Is there something magical in a name? The old world had plenty of them, places that we remember from Biblical stories where prophets foretold events of the future and the love of a fatherly god. Places where kings ruled, walls fell, and earthquakes parted the lands. These were places of the old world.
As the Milwaukee Road pushed west from the Bitterroot Mountains the names that sprung up along the way hearken back to these old cities, towns, and the events of long ago. Tekoa, the Biblical home of a shepherd and prophet named Amos. Jericho, and the infamous walls of the city. Smyrna, where the church will receive "the words of him who is the First and the Last, who died and came to life again." (Rev 2:8). Old world names that live on across the Western Extension, some as small towns that exist out on the farming ranges of The Palouse like Tekoa. Others as simple plots of ground along the abandoned right of way with no markers to tell their tail, like Jericho (pictured above amid the backdrop of the tall Saddle Mountains).

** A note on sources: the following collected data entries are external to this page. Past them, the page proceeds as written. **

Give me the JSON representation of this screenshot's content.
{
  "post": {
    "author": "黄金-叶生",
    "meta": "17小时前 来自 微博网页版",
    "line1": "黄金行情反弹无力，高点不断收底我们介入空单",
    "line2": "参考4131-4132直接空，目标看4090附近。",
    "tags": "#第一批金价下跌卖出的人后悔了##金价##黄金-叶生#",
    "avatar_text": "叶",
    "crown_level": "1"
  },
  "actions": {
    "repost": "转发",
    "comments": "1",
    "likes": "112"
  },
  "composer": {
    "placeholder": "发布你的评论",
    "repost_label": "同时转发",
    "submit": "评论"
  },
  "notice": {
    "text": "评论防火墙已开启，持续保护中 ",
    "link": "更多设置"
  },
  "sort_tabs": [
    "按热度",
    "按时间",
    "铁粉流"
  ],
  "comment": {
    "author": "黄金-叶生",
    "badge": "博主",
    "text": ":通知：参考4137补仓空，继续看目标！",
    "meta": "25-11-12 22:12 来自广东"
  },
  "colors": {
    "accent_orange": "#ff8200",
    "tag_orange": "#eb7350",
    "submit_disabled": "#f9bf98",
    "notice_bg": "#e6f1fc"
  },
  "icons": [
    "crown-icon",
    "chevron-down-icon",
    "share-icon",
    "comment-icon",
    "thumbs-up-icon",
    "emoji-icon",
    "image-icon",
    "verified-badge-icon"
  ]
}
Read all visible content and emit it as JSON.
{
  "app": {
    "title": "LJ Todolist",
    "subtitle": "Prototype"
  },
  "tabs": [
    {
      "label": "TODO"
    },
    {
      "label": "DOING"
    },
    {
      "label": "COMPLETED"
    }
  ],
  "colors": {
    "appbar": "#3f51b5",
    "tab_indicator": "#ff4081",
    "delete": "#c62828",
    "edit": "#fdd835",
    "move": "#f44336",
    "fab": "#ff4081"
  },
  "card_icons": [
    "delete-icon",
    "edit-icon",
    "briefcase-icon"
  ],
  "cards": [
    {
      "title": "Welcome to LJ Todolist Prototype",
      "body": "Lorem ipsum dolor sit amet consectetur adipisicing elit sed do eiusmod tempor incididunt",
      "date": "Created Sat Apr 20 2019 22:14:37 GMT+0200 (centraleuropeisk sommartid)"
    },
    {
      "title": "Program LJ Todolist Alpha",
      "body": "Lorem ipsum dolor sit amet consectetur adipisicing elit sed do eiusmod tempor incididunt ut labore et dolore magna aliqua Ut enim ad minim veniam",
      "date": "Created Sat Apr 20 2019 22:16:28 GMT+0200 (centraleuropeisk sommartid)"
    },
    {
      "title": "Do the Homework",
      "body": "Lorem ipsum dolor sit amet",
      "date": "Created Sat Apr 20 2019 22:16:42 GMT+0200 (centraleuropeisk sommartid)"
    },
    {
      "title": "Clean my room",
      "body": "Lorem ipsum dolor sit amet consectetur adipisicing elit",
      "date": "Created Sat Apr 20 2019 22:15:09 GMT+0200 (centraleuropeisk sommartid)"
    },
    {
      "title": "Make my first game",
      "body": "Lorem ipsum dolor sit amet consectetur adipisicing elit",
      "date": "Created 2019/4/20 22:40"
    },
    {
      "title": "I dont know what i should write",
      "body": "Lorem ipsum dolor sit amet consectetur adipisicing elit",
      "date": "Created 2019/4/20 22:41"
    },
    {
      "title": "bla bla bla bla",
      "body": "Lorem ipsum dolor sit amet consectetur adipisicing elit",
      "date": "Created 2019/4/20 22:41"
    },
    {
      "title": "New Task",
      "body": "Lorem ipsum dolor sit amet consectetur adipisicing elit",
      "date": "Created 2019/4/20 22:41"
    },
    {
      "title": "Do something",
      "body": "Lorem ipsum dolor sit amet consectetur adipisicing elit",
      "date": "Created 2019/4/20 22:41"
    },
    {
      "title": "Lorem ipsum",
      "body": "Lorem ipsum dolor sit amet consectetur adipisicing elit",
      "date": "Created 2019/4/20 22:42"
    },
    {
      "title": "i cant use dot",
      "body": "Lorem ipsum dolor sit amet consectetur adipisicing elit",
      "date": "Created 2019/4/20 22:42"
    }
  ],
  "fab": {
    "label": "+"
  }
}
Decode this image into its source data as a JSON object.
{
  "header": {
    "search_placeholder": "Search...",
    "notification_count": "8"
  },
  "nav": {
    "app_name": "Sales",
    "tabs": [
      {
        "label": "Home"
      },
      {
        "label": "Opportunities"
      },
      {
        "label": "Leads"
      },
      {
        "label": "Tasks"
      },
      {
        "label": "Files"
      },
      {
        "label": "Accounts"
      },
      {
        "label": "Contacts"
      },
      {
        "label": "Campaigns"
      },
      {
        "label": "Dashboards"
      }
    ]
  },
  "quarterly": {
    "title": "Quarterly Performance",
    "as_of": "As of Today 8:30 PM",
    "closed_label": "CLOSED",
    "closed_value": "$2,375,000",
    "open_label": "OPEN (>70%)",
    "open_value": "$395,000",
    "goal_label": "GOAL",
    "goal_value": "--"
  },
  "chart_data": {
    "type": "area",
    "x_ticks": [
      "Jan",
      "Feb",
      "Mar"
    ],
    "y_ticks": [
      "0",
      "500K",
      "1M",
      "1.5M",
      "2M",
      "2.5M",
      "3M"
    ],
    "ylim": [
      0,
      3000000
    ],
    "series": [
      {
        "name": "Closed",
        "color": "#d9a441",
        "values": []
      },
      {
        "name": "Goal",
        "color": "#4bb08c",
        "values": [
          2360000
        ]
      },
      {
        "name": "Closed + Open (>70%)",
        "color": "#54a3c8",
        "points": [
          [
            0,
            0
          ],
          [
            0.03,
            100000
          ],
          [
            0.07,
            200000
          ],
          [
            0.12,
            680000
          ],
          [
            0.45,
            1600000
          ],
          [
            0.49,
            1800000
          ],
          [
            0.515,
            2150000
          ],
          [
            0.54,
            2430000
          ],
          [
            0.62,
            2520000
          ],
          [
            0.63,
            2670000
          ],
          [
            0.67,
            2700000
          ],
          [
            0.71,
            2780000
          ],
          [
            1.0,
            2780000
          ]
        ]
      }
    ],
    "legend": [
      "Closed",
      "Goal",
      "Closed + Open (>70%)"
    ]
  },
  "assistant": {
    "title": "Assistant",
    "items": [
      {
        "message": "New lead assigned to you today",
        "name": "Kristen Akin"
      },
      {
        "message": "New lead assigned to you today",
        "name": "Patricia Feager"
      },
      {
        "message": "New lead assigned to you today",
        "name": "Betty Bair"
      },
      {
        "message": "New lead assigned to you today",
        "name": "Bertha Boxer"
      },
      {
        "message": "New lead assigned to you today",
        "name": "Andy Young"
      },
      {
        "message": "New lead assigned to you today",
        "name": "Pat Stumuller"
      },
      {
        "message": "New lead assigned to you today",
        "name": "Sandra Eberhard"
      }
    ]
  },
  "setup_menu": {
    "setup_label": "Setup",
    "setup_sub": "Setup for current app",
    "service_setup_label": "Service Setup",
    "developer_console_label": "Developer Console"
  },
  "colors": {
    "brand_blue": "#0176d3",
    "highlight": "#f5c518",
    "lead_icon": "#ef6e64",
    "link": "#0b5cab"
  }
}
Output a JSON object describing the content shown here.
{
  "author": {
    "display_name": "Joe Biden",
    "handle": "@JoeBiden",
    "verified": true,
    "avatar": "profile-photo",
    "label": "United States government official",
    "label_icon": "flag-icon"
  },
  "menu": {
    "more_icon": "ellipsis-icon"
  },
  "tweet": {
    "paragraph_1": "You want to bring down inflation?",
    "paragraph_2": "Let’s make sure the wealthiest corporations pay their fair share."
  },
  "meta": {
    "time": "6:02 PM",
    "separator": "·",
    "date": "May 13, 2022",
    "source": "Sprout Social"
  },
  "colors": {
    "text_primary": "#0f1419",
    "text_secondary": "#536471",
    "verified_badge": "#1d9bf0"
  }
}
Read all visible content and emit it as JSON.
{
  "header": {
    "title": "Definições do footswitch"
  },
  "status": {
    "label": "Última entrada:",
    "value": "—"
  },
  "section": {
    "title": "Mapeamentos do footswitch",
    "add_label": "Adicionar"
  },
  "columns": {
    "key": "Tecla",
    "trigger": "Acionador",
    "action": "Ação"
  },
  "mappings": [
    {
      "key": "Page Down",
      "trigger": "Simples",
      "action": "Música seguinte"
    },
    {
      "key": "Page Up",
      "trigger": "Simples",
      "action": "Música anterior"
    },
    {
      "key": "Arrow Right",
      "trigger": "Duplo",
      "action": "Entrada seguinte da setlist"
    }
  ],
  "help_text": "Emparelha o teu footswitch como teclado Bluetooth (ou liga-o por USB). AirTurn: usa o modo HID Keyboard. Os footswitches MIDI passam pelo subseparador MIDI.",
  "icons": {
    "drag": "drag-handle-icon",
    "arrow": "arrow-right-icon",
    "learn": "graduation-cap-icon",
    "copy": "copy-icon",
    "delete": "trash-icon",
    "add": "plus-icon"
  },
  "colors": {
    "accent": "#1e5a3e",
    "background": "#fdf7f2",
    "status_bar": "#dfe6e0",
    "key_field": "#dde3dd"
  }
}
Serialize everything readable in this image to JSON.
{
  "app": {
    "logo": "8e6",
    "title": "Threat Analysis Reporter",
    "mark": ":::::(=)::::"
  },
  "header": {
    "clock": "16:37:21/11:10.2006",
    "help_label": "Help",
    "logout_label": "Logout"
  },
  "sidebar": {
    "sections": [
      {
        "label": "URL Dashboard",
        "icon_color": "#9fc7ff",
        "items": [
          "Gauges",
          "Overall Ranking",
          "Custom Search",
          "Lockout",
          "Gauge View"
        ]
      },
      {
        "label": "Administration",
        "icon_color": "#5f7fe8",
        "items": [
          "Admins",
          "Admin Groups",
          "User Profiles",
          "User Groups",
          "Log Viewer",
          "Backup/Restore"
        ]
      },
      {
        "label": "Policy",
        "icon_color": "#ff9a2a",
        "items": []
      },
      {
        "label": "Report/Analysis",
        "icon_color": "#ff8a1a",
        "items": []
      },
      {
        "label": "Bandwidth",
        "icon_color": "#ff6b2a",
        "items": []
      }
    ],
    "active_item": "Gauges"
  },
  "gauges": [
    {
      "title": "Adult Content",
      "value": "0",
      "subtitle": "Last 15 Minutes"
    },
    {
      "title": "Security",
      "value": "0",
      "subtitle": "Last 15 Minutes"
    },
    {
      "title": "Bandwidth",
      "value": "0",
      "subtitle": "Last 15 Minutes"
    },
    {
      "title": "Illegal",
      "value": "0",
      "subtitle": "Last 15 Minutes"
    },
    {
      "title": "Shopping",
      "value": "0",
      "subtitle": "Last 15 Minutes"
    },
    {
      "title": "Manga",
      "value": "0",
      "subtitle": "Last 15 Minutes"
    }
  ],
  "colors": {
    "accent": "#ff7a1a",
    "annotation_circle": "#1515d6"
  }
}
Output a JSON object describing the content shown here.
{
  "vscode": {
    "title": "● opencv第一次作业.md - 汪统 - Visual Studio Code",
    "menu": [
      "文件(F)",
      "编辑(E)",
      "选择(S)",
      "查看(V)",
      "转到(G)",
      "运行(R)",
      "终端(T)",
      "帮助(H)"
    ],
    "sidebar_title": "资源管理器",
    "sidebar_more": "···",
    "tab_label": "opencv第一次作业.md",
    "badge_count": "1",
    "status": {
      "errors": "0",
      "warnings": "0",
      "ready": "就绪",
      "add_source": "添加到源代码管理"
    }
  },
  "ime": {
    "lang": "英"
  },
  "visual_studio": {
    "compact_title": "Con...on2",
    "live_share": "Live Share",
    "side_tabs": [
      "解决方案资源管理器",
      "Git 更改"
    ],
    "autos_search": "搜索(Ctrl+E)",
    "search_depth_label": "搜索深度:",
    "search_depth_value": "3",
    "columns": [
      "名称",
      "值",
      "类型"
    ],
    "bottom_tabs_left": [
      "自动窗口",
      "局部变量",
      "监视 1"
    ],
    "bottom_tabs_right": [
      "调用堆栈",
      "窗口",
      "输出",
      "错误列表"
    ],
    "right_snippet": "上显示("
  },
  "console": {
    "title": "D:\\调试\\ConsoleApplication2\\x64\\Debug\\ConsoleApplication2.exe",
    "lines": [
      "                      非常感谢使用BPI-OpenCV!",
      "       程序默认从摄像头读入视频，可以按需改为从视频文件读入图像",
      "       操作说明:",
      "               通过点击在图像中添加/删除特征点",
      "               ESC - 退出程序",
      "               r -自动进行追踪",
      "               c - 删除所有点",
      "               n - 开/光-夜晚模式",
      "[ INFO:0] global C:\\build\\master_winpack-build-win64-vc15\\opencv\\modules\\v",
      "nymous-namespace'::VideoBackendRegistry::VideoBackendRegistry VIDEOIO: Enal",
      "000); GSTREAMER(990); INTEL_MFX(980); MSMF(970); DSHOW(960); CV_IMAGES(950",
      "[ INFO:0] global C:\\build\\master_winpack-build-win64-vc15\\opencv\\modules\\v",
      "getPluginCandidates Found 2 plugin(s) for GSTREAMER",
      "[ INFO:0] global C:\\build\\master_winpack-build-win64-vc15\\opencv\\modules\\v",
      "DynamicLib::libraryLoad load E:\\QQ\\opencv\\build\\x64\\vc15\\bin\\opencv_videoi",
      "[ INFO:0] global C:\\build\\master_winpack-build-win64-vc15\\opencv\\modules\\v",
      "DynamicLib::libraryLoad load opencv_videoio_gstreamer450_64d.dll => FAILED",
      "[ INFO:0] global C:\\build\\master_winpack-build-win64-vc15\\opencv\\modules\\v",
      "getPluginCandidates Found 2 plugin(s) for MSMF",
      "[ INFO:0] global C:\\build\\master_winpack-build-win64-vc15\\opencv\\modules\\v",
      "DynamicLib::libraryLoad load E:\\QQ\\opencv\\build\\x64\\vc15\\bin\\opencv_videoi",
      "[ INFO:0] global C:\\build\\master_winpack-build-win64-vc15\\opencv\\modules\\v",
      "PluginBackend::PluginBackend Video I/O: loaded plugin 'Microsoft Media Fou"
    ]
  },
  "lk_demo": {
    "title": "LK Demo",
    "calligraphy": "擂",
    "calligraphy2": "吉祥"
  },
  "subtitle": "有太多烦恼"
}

As seekers and travelers move along these places of old, I wonder if their significance ever calls out across the centuries? Do the messages recorded in those ancient times, in those old places carry forward to the present times? Does the fatherly god still call out to a lost people, hoping to catch their attention and reveal himself? Does the one who is first and last really come along side and walk with us as we journey - and would we recognize him if he did? Do the fallen walls of a city still hold a message about the power of faith? Under the open skies of Lines West, among the ancient names of the past is a good place to stop ask.